My fiance and I have discussed this and I mentioned that we can perhaps get her own apartment. He mentioned "sure, if we can afford it". With trying to save for a house and wedding expenses that we must pay on our own, it might not be possible to get her a place. Once we are married, the mother-in-law expects to move in with us. I don't know what to do and how to convey to the fiance that I do not want have the mother-in-law living with us once we have married/settled. He keeps saying that she expects it and that as a son he needs to take care of his mother. I am not trying to paint the picture that he needs to choose, because I don't want him to. I understand that his mom is an important part of his life, but if he chooses his life with me I want my position in our relationship to be strong and that he does not always "run-to-mommy" because that is how I feel sometimes. I would rather have our lives together begin steady without unnecessary drama/complications. I don't want the mother-in-law to feel that I do not like her, as that is not the case. I just want her to visit our home and family/kids that we will eventually have together and not be a constant presence such as living in the same house. I am open to hear what your opinions are!


----------



## Junior (Sep 22, 2011)

alegna said:


> My fiance wants us to live with his mother after we get married.
> In the beginning of our relationship I did not foresee a problem with this, but as we have been together for 7 years and things have happened along the way I realized that I do not want the mother-in-law to be living with us.

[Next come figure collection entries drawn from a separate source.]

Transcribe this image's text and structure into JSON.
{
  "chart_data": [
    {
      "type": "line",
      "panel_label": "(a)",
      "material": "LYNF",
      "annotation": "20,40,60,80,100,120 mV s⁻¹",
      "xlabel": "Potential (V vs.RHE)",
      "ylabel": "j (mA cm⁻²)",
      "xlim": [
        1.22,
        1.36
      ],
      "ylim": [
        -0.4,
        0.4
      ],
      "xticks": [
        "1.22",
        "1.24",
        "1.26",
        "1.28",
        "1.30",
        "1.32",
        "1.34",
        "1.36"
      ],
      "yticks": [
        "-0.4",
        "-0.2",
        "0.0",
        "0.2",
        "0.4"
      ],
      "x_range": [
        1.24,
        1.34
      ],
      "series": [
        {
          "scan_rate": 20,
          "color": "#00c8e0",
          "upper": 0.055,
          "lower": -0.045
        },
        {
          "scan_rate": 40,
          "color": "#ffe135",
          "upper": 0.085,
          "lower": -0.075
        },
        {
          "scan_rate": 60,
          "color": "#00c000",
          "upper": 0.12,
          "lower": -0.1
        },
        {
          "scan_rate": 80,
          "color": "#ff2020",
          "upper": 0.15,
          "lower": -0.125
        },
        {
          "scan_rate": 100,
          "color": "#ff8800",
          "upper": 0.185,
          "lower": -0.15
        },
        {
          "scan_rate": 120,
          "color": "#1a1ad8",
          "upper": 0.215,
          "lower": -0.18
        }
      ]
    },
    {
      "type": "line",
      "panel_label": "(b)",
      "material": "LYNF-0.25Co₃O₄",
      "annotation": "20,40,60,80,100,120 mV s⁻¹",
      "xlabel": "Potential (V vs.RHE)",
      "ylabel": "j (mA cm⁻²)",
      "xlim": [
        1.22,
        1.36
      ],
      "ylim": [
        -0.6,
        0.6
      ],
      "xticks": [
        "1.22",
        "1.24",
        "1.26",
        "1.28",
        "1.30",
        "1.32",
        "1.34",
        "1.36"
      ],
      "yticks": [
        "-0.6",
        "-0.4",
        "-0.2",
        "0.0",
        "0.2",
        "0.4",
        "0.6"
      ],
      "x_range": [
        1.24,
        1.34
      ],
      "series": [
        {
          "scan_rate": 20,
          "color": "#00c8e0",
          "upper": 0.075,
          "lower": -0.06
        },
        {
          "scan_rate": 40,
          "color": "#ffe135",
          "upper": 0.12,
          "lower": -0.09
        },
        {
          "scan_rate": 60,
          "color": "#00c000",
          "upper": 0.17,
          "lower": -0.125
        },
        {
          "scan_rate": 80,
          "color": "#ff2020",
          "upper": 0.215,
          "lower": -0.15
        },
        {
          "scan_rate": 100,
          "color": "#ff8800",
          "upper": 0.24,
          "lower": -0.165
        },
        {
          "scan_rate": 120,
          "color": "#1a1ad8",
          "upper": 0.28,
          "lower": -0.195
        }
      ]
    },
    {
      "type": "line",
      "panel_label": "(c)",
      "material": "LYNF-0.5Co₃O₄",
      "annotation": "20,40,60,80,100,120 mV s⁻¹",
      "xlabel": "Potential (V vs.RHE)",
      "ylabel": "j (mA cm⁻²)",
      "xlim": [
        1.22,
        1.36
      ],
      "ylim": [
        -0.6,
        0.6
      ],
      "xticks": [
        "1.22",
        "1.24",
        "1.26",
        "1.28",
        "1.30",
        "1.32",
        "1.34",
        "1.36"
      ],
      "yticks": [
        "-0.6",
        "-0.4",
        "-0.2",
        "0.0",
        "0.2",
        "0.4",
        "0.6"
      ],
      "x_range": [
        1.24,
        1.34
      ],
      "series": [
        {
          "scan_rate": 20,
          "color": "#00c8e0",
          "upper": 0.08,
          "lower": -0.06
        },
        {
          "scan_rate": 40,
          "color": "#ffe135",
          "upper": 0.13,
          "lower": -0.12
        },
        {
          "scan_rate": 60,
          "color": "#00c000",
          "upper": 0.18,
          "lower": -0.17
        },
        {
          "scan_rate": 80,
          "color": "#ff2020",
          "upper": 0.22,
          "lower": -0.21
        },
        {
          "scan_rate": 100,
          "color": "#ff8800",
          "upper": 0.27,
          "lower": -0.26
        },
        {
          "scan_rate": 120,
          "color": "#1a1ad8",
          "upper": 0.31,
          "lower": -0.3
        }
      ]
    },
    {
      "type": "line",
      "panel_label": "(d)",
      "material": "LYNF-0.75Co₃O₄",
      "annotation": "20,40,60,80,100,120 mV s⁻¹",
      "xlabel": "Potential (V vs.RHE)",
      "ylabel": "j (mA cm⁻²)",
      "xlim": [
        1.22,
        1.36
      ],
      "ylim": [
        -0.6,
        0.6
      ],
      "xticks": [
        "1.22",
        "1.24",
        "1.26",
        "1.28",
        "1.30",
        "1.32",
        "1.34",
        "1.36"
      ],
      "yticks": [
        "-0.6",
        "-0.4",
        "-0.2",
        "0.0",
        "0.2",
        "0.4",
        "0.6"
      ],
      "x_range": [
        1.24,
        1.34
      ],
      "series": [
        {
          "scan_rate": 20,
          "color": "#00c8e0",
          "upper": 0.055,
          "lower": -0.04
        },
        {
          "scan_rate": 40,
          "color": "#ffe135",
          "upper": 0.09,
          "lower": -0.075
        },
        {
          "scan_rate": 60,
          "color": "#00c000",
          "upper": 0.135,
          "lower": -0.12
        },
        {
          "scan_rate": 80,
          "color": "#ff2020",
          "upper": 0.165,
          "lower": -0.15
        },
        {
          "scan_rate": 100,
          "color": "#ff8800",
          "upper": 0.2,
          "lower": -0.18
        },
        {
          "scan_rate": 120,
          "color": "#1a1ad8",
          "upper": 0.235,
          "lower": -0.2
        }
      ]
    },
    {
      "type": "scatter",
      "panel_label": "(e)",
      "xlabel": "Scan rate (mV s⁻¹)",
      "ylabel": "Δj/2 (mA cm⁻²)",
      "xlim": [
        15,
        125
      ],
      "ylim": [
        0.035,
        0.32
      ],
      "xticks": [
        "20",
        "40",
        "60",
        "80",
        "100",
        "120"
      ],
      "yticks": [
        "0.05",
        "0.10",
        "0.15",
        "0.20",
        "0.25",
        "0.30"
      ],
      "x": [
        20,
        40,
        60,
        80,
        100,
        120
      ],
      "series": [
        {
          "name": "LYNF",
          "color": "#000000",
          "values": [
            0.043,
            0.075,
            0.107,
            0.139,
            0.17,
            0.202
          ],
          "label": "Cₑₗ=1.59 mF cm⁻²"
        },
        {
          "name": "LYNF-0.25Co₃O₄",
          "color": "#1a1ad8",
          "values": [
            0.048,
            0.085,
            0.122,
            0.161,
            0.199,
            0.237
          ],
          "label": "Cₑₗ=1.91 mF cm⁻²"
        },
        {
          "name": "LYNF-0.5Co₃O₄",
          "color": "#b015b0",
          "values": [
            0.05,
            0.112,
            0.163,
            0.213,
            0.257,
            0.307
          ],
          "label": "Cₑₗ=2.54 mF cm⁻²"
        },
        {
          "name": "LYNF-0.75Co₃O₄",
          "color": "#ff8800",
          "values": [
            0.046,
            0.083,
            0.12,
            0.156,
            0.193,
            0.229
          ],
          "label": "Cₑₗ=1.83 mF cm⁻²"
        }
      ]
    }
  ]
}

Her living habits are not very compatible with myself. Is this bad of me?
> 
> He is the only son that his mother has and his parents are divorced. He has a sister that cannot live accommodate the mother. His father is out of the picture. Their family history (as to any family) is a complicated one. His mother is incapable of taking care of herself and has stated that she does not want to work anymore and wants people to take care of her. His grandmother tried setting her up in hopes that she can meet someone and remarry, but that did not work out too well. The mother-in-law is currently out of town and living with the grandmother/her mom.
> ...


I understand your frustration with this. The whole point of marriage is so that you guys can spend a life together; His mother isn't getting married with you guys.

Basically, Two options. His love for his mother seems to be normal. I personally will do anything for my mom she raised me! But there's a fine line especially with you guys getting married.

Explain that you want to build a life with him and a family with him. That if he cares that much about his mother there is other ways to take care of her without her moving in. 

I know you brought up the idea that you can save money and possibly get her an apartment. First off that's very considerate of you and that he should take that into account! But remember you have finances to pay also. With all do respect, Going out of your way to pay for another apartment will bring you and your husband financial distress(From the way you explained the finances).

The best way to go about it is trying to show him other ways to help her without her moving in.

If in fact you can't seem to help educate him to try and go about a different way of helping her; Maybe marriage should wait?

Voice your opinion clearly and in a kind way. I'm sure you could help him balance his family with your life.

- Junior


----------